Markets were braced for volatility in
US petrol and diesel prices as the country’s
biggest fuel pipeline remained
shut after a cyber attack.
The Colonial Pipeline, which carries 45 per cent of the fuel consumed on the US east coast, was taken offline on Friday, restricting the movement of petrol,
diesel and jet fuel from refineries on the Gulf coast to markets such as Atlanta, Washington and New York. The disruption comes as Americans begin travelling more with the lifting of coronavirus restrictions and just ahead of the US driving season, the country’s peak demand months. “I think we’re realising the gravity of it is maybe worse than what we’d expected,” said Patrick De Haan, head of petroleum analysis at data provider GasBuddy. He expected a “slight impact” when electronic trading resumed last night. But if the pipeline was not reopened quickly the impact on prices could become more severe. “There’s still a little breathing room, we’re starting to run low on it. But Monday, Tuesday, if there’s no news, you know we’re dealing with something fairly significant.”

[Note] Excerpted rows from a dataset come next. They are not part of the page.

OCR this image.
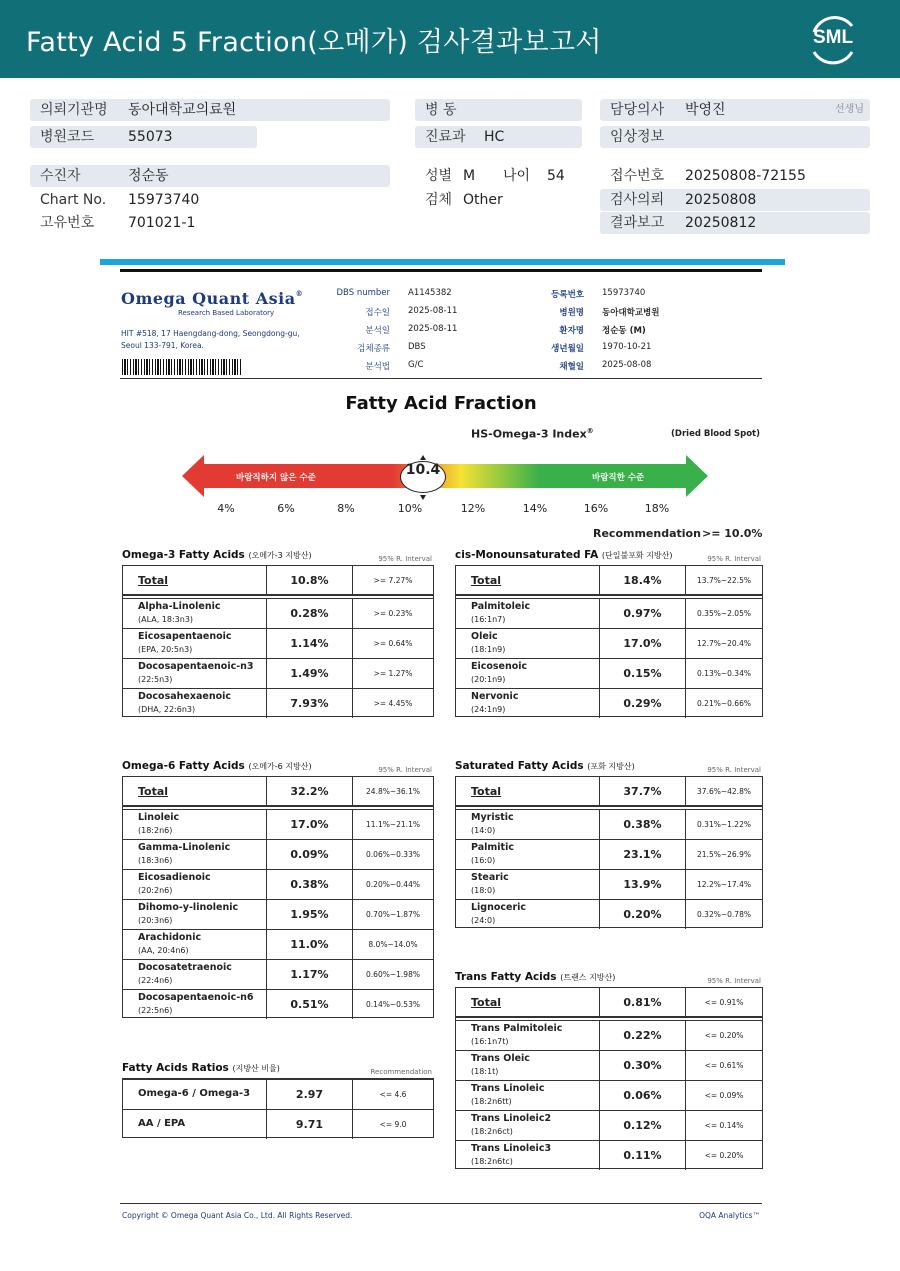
Fatty Acid 5 Fraction(오메가) 검사결과보고서	SML
의뢰기관명 동아대학교의료원
병원코드 55073
병 동
진료과 HC
담당의사 박영진	선생님
임상정보
수진자	정순동
Chart No. 15973740
고유번호 701021-1
성별 M 나이 54
검체 Other
접수번호 20250808-72155
검사의뢰 20250808
결과보고 20250812
Omega Quant Asia®
Research Based Laboratory
HIT #518, 17 Haengdang-dong, Seongdong-gu, Seoul 133-791, Korea.
DBS number A1145382
접수일 2025-08-11
분석일 2025-08-11
검체종류 DBS
분석법 G/C
등록번호 15973740
병원명 동아대학교병원
환자명 정순동 (M)
생년월일 1970-10-21
채혈일 2025-08-08
Fatty Acid Fraction
HS-Omega-3 Index®	(Dried Blood Spot)
바람직하지 않은 수준	바람직한 수준
10.4
4%	6%	8%	10%	12%	14%	16%	18%
Recommendation >= 10.0%
Omega-3 Fatty Acids (오메가-3 지방산)	95% R. Interval
Total	10.8%	>= 7.27%
Alpha-Linolenic
(ALA, 18:3n3)	0.28%	>= 0.23%
Eicosapentaenoic
(EPA, 20:5n3)	1.14%	>= 0.64%
Docosapentaenoic-n3
(22:5n3)	1.49%	>= 1.27%
Docosahexaenoic
(DHA, 22:6n3)	7.93%	>= 4.45%
cis-Monounsaturated FA (단일불포화 지방산)	95% R. Interval
Total	18.4%	13.7%~22.5%
Palmitoleic
(16:1n7)	0.97%	0.35%~2.05%
Oleic
(18:1n9)	17.0%	12.7%~20.4%
Eicosenoic
(20:1n9)	0.15%	0.13%~0.34%
Nervonic
(24:1n9)	0.29%	0.21%~0.66%
Omega-6 Fatty Acids (오메가-6 지방산)	95% R. Interval
Total	32.2%	24.8%~36.1%
Linoleic
(18:2n6)	17.0%	11.1%~21.1%
Gamma-Linolenic
(18:3n6)	0.09%	0.06%~0.33%
Eicosadienoic
(20:2n6)	0.38%	0.20%~0.44%
Dihomo-y-linolenic
(20:3n6)	1.95%	0.70%~1.87%
Arachidonic
(AA, 20:4n6)	11.0%	8.0%~14.0%
Docosatetraenoic
(22:4n6)	1.17%	0.60%~1.98%
Docosapentaenoic-n6
(22:5n6)	0.51%	0.14%~0.53%
Saturated Fatty Acids (포화 지방산)	95% R. Interval
Total	37.7%	37.6%~42.8%
Myristic
(14:0)	0.38%	0.31%~1.22%
Palmitic
(16:0)	23.1%	21.5%~26.9%
Stearic
(18:0)	13.9%	12.2%~17.4%
Lignoceric
(24:0)	0.20%	0.32%~0.78%
Trans Fatty Acids (트랜스 지방산)	95% R. Interval
Total	0.81%	<= 0.91%
Trans Palmitoleic
(16:1n7t)	0.22%	<= 0.20%
Trans Oleic
(18:1t)	0.30%	<= 0.61%
Trans Linoleic
(18:2n6tt)	0.06%	<= 0.09%
Trans Linoleic2
(18:2n6ct)	0.12%	<= 0.14%
Trans Linoleic3
(18:2n6tc)	0.11%	<= 0.20%
Fatty Acids Ratios (지방산 비율)	Recommendation
Omega-6 / Omega-3	2.97	<= 4.6
AA / EPA	9.71	<= 9.0
Copyright © Omega Quant Asia Co., Ltd. All Rights Reserved.	OQA Analytics™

The pipeline is the country’s biggest conduit for refined products, with a capacity of 2.5m barrels a day, or almost 15 per cent of total US demand. Gasoline demand in areas served by the pipeline rose about 4 per cent on Saturday compared with the previous week, according to GasBuddy, indicating a degree of panic buying as consumers fretted over the potential for a prolonged outage. The shutdown might trigger another rise in US petroleum imports, exposing the country’s energy vulnerability despite a decade of soaring domestic gas production. “The base case is that it’s resolved quickly, but if not US gasoline and diesel prices will have to rise very significantly to draw in sufficient imports from Europe,” said Robert Campbell, head of oil products research at consultancy Energy Aspects. Large pipelines rely on automation, increasing the disruption that can be caused by a computer hack. “This is definitely not a schoolboy prank. This is a highly sophisticated attack on a piece of critical infrastructure,” said Campbell. The White House said the government was “working actively to assess the implications of this incident, avoid disruption to supply, and help the company restore pipeline operations as quickly as possible”.